Hannah encourages cadets to take part in the widest possible range of activities including the Duke of Edinburgh Award scheme and Cadet Vocational Qualifications.

She explained: “I know it sounds a bit corny but becoming a cadet at the age of 14 really changed my life. I was very shy and wouldn’t say ‘boo’ to a goose. It really brought me out of myself and I ended up as a Cadet Sergeant Major.

“I also got my gold Duke of Edinburgh’s award and went to St James’ Palace to receive it from the Duke himself. This is what inspires me to put young people forward for the award because it’s amazing. You can put it on your CV and it just makes you stand out.”

Hannah also encourages cadets to study for BTEC qualifications. She added: “A lot of the cadets who come to us don’t really have an academic background so this is perfect for them.”

A keen musician, she has also revived Gloucestershire ACFs Corps of Drums. She explained: “The Corps of Drums had been going downhill and I was really keen to keep it going. I only learnt to read music three years ago when I started playing the cornet in my school band.

“I’ve just got a real passion now for getting young people involved in music. It’s something they don’t always realise they can do and it’s great for those who don’t necessarily want the military side of things – it gives them something different.”

As well as her full-time teaching role, Hannah is on the school’s senior management team and acts as the special needs and disabilities co-ordinator. She runs several after-school clubs, including tag rugby, athletics, orienteering, computing and archery.

She said: “I just love it. I think young people are amazing – they’re our future. There are so many young people, especially cadets, who bring such a positive to society. That’s why I do it.”

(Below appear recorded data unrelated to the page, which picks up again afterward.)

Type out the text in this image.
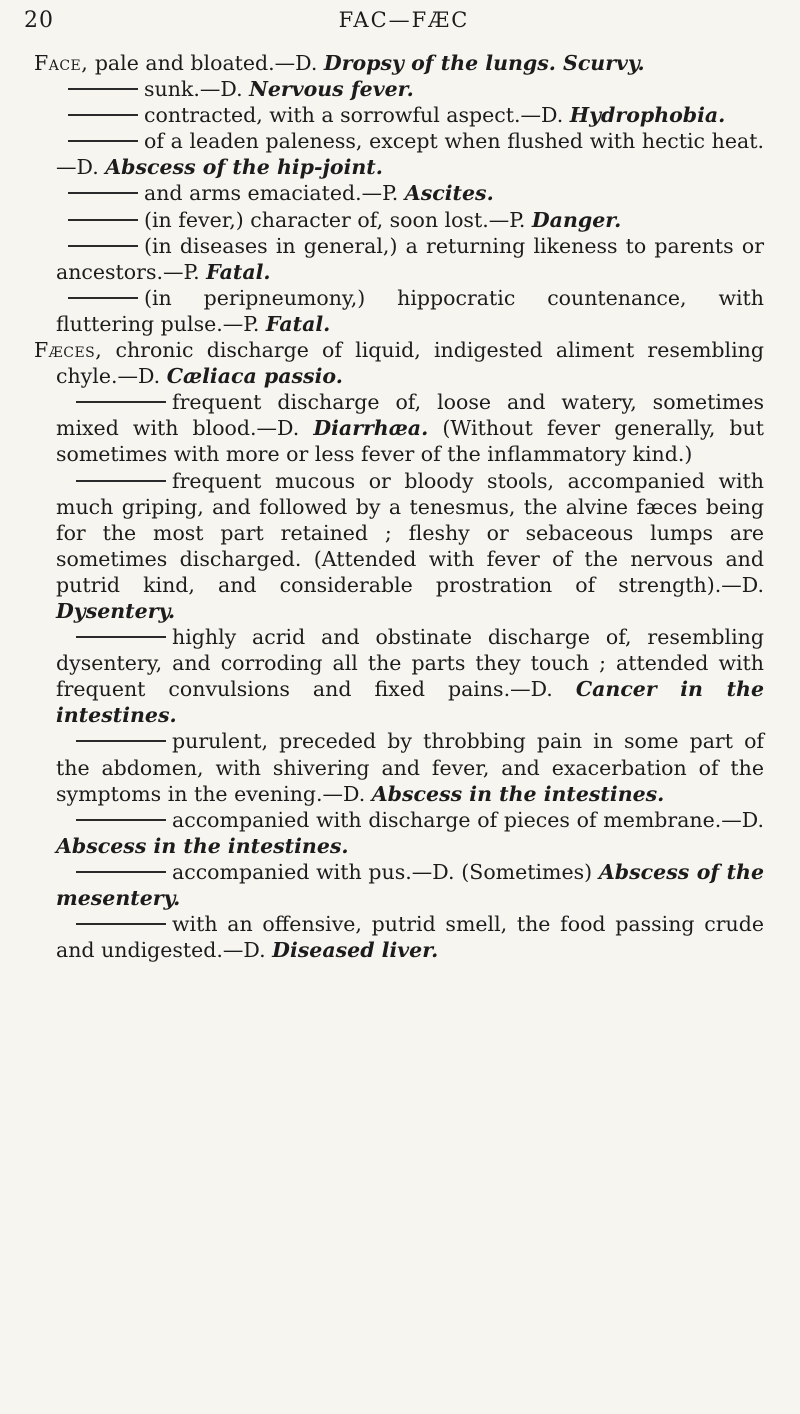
20	FAC—FÆC

Face, pale and bloated.—D. Dropsy of the lungs. Scurvy.

sunk.—D. Nervous fever.

contracted, with a sorrowful aspect.—D. Hydrophobia.

of a leaden paleness, except when flushed with hectic heat.—D. Abscess of the hip-joint.

and arms emaciated.—P. Ascites.

(in fever,) character of, soon lost.—P. Danger.

(in diseases in general,) a returning likeness to parents or ancestors.—P. Fatal.

(in peripneumony,) hippocratic countenance, with fluttering pulse.—P. Fatal.

Fæces, chronic discharge of liquid, indigested aliment resembling chyle.—D. Cæliaca passio.

frequent discharge of, loose and watery, sometimes mixed with blood.—D. Diarrhæa. (Without fever generally, but sometimes with more or less fever of the inflammatory kind.)

frequent mucous or bloody stools, accompanied with much griping, and followed by a tenesmus, the alvine fæces being for the most part retained ; fleshy or sebaceous lumps are sometimes discharged. (Attended with fever of the nervous and putrid kind, and considerable prostration of strength).—D. Dysentery.

highly acrid and obstinate discharge of, resembling dysentery, and corroding all the parts they touch ; attended with frequent convulsions and fixed pains.—D. Cancer in the intestines.

purulent, preceded by throbbing pain in some part of the abdomen, with shivering and fever, and exacerbation of the symptoms in the evening.—D. Abscess in the intestines.

accompanied with discharge of pieces of membrane.—D. Abscess in the intestines.

accompanied with pus.—D. (Sometimes) Abscess of the mesentery.

with an offensive, putrid smell, the food passing crude and undigested.—D. Diseased liver.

Major Beale received her Certificate of Meritorious Service from Her Majesty’s Lord Lieutenant of Gloucestershire, Edward Gillespie OBE, during a ceremony at the Manor by the Lake Hotel, Cheltenham.

Others to be awarded the Certificate of Meritorious Service, which is only one level below national honours such as the MBE, were:

  • Tony Smith, a civilian driving instructor, who is a member of the management team at Cheltenham Sea Cadets (Training Ship Legion). His strong leadership as chair led to the award of a Burgee for outstanding progress and performance, marking the unit as one of the best in the UK. He continues to serve the Unit as its president.
  • Lieutenant Marion Hooper, who has served the Sea Cadet Corps for more than 50 years. She was Unit Secretary, Instructor and Commanding Officer of Brighton Sea Cadets before moving to Gloucestershire to join Cheltenham Sea Cadets (TS Legion).
  • Sam Wildin, Administration Officer for 14 years with the Rifle Volunteers and subsequently with A Company, 6 Rifles. She is responsible for the administration of 186 Army Reservists and Regular staff based in Gloucester, Bristol and Hereford.
  • Lieutenant Michael Chard, a police officer who grew a struggling Sea Cadet unit in the Forest of Dean over nine years to a flourishing unit of 38 cadets. Ex-RN, he was an inspiration to the cadets as Commanding Officer and continues to support the Unit.
  • Sub Lieutenant (SCC) Joseph Thurland, a civil servant who has spent 15 years as an adult volunteer in the Sea Cadets. He took over as commanding officer at Cheltenham after two COs left in quick succession and did a great job in turning the unit around.
  • Special Constable William Bayley has been an integral member of the Urban Response Team since joining in 2017. He volunteered more than 1,200 hours in 2018 in addition to his core role, training Special Forces and others in close hand combat.
  • Special Constable Jasmine Smart, a professional actor who is the first Special Constable to become a family liaison officer and a trauma risk management co-ordinator. She is also a trained ‘hate crime champion’ for the force.
  • Dan Kershaw, a software developer who joined the Special Constabulary four years ago. He has become one of the most skilled road policing officers and is the first Special Constable to be an accredited scene manager for serious or fatal road traffic collisions.